Perhaps if you're man enough, Mr. Coleman, you can work the carnival sideshow, testing the limits of repressed gender boundaries like your other former Senate colleagues, taking a wide stance to shamefully exploit the bearded woman. From this brief history of bearded ladies:
Julia Pastrana, born in 1834, was a quite famous bearded lady as well. She was found in Mexico by Theodore Lent and traveled with him around the world providing hours of entertainment for people who loved to gawk. She had hypertrichosis terminalis, which causes black hair to grow all over the body and gives a deformed ape-like appearance. She died during childbirth, producing an offspring similar to herself that died three days later. Lent, her husband and the father of her child, had his late wife and child mummified where he continued to display them in his traveling show. He was later committed to a mental institution.
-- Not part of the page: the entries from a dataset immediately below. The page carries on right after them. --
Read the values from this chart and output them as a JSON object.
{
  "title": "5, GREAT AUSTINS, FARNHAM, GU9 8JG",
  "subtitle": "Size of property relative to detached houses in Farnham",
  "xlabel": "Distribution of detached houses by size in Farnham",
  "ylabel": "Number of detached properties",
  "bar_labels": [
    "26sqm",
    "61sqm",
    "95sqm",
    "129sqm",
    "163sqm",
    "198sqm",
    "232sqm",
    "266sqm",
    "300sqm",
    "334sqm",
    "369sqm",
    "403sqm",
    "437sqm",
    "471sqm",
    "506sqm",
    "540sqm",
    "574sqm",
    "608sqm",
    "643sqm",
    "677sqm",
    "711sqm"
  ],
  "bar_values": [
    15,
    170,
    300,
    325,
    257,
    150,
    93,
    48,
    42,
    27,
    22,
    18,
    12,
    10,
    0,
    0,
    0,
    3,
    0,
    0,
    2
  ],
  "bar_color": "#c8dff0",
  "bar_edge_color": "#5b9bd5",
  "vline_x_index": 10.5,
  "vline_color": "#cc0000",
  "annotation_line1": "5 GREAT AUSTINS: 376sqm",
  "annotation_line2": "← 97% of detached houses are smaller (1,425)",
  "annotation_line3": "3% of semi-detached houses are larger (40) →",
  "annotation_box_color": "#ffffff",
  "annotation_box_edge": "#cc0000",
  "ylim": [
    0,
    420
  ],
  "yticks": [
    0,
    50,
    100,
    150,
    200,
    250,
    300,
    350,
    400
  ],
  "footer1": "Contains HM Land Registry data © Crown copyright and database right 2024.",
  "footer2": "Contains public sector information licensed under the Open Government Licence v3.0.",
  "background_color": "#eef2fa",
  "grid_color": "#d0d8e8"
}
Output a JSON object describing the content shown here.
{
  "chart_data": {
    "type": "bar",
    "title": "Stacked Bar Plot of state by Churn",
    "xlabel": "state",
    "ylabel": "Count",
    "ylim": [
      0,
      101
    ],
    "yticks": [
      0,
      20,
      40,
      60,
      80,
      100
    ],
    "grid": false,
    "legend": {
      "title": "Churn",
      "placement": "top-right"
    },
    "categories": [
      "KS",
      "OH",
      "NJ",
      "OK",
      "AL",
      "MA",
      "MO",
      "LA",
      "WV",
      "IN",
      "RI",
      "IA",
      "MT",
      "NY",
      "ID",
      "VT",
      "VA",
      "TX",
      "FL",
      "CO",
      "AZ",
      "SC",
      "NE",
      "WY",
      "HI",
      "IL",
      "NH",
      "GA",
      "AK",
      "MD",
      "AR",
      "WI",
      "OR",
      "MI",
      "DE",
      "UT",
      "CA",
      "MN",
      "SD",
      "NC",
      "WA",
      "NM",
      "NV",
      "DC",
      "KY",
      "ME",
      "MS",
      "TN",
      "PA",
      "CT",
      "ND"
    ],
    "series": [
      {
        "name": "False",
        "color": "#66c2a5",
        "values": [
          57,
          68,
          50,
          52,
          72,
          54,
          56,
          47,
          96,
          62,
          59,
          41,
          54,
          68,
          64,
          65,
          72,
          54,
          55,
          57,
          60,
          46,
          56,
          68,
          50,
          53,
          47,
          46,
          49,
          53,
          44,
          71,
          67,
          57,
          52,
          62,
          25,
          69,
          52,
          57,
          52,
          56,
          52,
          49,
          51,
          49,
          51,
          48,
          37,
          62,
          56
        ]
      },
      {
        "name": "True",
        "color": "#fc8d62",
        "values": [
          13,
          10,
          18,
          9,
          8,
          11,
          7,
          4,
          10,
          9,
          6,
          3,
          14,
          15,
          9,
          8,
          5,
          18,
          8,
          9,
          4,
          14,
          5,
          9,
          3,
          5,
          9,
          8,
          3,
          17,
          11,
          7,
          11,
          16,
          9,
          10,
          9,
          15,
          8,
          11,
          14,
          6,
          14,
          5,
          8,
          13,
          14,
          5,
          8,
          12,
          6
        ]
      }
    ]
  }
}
Which sums up the RJC pretty well, I think: the shameless exhibition of policies that are better off dead and buried, clinging to the edge of sanity and pretending to relevance.
So go ahead and climb into the clown car with all of your new friends, Norm, juggling the truth and tripping over yourselves to lay claim to the disaster you helped create over your first and last six years in the Senate.
Here's the thing, though, Norm.
The only truly honest job at the RJC circus of horrors is the guy who follows behind the elephants, with a shovel.
UPDATE: Post updated on 1/23 to add link to story on continuation of the recount trial.